I know how to compute the aforementioned two types in time-series. However, what I am still not clear is the difference of these two outputs.
What are similarities and differences of moving average and first order difference?
I am happy to provide more details if needed.
 A: Suppose you have a set of time-series data values $x_1,...,x_n$.  For some value $k<n$ in the series, the corresponding moving average over $k$ periods up to time $t$ is:
$$\bar{x}_{t}^{(k)} = \frac{1}{k} \sum_{i=0}^{k-1} x_{t-i}.$$
As you change the last time period $t$ you move the average to be an average over different values (but always over $k$ consecutive values).  This means that you get a running sequence of moving averages $\bar{x}_{k}^{(k)}, ..., \bar{x}_{n}^{(k)}$ where each average is over $k$ consecutive values.  This "moving average" generally gives you a sense of how the series is changing, but in a "smoothed" fashion.
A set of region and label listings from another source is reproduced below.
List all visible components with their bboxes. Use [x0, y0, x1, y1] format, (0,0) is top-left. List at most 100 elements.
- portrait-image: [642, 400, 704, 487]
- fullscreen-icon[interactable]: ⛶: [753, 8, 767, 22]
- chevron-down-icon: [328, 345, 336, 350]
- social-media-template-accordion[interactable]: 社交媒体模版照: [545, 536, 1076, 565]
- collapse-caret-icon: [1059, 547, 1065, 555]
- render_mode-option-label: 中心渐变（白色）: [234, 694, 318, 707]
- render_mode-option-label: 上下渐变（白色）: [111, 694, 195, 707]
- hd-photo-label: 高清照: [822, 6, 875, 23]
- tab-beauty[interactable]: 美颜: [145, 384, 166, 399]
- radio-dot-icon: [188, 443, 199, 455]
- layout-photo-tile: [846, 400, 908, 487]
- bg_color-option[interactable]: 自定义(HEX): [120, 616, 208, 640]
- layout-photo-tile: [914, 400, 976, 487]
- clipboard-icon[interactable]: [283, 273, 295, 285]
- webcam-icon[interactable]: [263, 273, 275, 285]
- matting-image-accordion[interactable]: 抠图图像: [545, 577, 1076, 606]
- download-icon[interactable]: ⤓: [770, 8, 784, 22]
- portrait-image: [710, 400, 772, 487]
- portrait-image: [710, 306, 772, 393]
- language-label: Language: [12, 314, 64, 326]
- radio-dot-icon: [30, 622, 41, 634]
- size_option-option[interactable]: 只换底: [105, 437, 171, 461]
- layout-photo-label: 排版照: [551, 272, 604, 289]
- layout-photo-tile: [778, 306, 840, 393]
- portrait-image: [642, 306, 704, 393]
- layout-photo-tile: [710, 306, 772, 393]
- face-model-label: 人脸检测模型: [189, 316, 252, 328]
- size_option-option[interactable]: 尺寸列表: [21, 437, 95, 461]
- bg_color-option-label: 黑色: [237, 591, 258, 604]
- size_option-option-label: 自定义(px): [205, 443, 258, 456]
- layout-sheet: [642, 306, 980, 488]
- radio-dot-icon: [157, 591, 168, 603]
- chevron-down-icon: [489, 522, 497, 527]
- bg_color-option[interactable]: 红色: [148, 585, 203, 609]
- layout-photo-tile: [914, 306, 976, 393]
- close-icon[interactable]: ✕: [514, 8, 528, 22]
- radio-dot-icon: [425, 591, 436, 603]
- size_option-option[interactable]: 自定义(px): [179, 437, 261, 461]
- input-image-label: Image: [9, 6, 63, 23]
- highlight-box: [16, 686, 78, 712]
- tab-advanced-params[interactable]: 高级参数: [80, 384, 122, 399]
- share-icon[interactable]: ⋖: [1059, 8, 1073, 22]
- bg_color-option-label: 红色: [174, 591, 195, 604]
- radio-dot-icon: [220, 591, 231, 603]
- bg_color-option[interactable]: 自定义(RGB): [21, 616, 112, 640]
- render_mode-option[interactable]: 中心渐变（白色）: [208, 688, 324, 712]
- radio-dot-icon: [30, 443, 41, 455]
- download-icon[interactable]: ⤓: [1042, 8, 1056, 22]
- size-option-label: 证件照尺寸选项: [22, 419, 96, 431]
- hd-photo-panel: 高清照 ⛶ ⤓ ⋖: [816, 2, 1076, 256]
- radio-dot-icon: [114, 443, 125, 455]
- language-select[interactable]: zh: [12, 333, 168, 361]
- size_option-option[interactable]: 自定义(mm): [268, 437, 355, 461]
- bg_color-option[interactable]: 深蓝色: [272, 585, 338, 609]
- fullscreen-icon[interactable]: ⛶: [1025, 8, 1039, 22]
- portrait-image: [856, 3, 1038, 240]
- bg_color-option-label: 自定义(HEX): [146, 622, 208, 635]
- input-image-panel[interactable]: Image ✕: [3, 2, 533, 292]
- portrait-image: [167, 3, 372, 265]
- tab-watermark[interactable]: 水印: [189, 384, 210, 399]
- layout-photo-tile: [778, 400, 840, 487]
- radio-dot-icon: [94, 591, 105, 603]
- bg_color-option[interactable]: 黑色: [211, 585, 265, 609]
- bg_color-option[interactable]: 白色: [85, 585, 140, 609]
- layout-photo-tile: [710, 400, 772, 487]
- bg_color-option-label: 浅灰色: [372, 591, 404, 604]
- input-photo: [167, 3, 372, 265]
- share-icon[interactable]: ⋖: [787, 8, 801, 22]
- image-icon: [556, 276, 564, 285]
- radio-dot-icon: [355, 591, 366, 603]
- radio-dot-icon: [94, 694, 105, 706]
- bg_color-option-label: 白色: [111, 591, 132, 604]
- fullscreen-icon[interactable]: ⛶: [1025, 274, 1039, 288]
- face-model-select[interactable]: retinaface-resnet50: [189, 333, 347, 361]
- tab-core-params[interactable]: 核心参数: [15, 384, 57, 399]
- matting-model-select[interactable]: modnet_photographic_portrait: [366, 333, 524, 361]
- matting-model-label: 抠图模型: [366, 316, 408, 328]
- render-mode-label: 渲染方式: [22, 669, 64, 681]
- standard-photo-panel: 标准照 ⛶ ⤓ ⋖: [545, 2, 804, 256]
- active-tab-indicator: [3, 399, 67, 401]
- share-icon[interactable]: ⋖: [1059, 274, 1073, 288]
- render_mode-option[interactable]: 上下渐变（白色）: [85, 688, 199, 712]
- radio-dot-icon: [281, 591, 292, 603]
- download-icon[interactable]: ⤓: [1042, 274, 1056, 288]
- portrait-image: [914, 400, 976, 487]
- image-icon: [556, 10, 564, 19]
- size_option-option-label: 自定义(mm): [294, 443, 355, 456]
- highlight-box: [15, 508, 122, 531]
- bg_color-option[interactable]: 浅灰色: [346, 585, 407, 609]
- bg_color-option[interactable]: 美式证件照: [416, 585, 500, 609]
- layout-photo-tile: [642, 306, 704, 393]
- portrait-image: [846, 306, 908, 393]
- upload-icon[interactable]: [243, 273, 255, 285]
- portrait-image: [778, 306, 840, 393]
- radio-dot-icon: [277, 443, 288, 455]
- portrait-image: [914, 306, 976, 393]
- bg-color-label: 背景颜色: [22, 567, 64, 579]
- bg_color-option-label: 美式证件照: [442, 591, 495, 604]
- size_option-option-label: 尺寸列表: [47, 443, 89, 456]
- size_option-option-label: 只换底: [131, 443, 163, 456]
Now, first-order differences are a different thing to this.  The (backwards) first-order differences are the values:
$$\nabla x_t = x_t - x_{t-1}.$$
By taking the first-order differences at different time points you get a sequence of differences $\nabla x_2, ..., \nabla x_n$ that show how the time-series is changing each period.

The moving average and the first-order difference are two different things, but it is useful to note that they can be interacted with each other in useful ways.  For example, if we take the first-order difference of the moving average, we get:
$$\begin{equation} \begin{aligned}
\nabla \bar{x}_{t}^{(k)} 
&= \bar{x}_{t,k} - \bar{x}_{t-1,k} \\[6pt]
&= \frac{1}{k} \sum_{i=0}^{k-1} x_{t-i} - \frac{1}{k} \sum_{i=0}^{k-1} x_{t-i-1} \\[6pt]
&= \frac{1}{k} \Bigg( \sum_{i=0}^{k-1} x_{t-i} - \sum_{i=1}^{k} x_{t-i} \Bigg) \\[6pt]
&= \frac{1}{k} ( x_{t} - x_{t-k} ) \\[6pt]
&= \frac{\nabla_k}{k} x_{t}. \\[6pt]
\end{aligned} \end{equation}$$
We can see that this is $1/k$ times the $k$-level difference of the series values (which is a useful demonstration of the fact that using the moving average causes the changes in the values to be "smoothed").
A: First I talk about first order difference
First order difference: To run  most time series regressions stationary is essential condition. If your data is not stationary then we use differencing.When we deduct present observation from it's lag it's called first order difference. To run whether MA or AR or ARMA you should first ensure stationary.
Moving Average: Moving average is used when your time series suffers from auto-correlation. It is basically a regression technique in which you regress the error term of the model with its lag. If you regress it with first lag we call it MA(1). If second we call MA(2) and so on.